The opera tells the story of the widower Paul, obsessed with the death of Marie, his young wife, who has turned his house into a temple of memories. His meeting in Act I with Marietta, a young dancer whom he considers the reincarnation of his deceased wife, leads him to live a nightmare in the following two acts, which ends with his murder of Marietta. Only in the last ten minutes of the opera does Paul wake from this hallucination and see that everything has been a dream; he then decides to leave the city of Bruges and his memories.

In Robert Carsen’s version, when Paul awakens from his dream the young Marietta’s corpse is still in the room, although he does not notice it. His brief subsequent dialogues with Brigitta, his maid, and his friend Frank do not take place on stage; he only hears their voices. The same thing happens with Marietta’s final visit to collect her belongings; we hear her voice, but she is not there. Quite simply, Paul has lost his mind and does not remember anything about what happened. The opera ends with the entry on stage of Frank and Brigitta who take Paul not away from Bruges but, clearly, to a psychiatric asylum. Carsen accomplishes all these changes cleverly and without altering the libretto at all – everything seems to be possible and even logical.

Carsen’s staging is always attractive and perfectly matched to the plot. There is a big bedroom in which Acts I and III take place; it’s where Marie has died and Paul keeps his mementos. The walls open in Act II to reveal the outside world and Marietta’s dancing troupe. The costumes are modern and attractive, the lighting effective, and the choreography is remarkable.

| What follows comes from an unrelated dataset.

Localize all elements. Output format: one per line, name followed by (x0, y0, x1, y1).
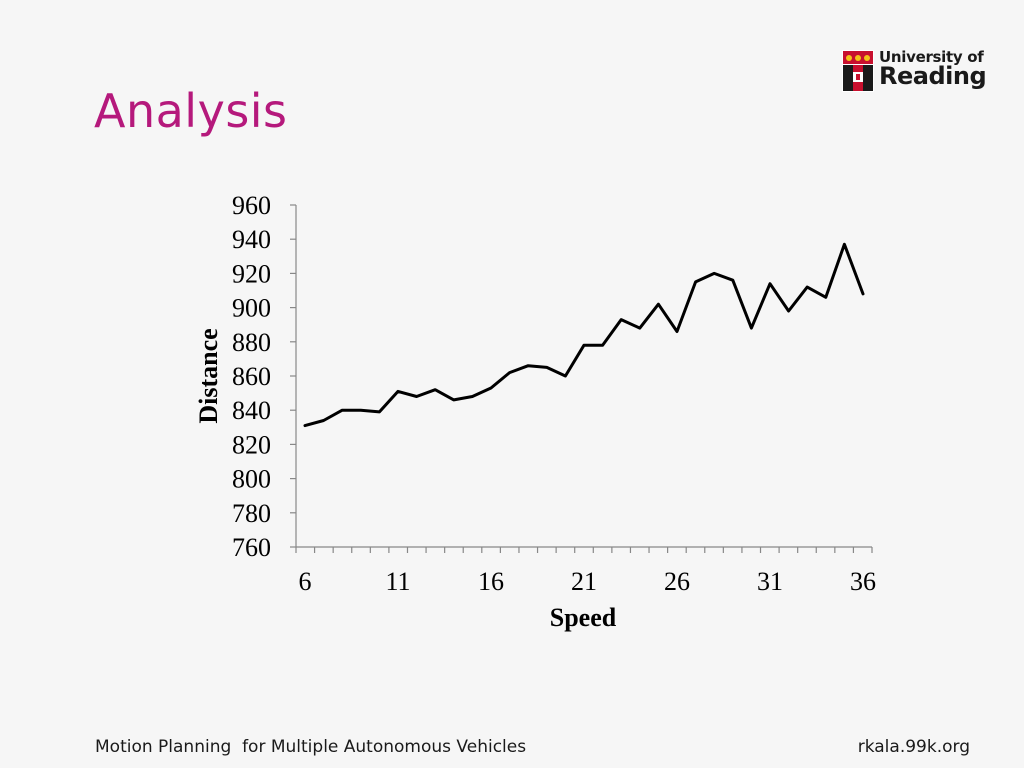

Conductor Ainars Rubikis is the current musical director of the Komische Oper. His reading was full of life and energy, and he showed great care for the singers. This was the first time I had seen him conduct, and he made a very positive impression. The orchestra, chorus and children’s chorus all gave fine performances.

In this production the character of Paul is on stage practically from the beginning to the end of the opera, and the role was convincingly interpreted by tenor Ales Briscein. His voice is somewhat light, especially in comparison with other tenors who have sung the part in recent years.

The best singing came from soprano Sara Jakubiak, who was a persuasive Marietta, both as actress and singer, and in the dance scenes of Act II as well. She lived the character with great intensity and conviction.

Baritone Günter Papendell, who is a frequent presence at the Komische Oper, did well in the part of Frank, Paul’s friend, and played Pierrot in the second act. A good impression was also made by mezzo-soprano Maria Fiselier in the character of Brigitta. The secondary characters were well covered.

The Komische Oper was nearly sold out, and the audience gave a warm reception to the artists in the final bows, and especially to Sara Jakubiak.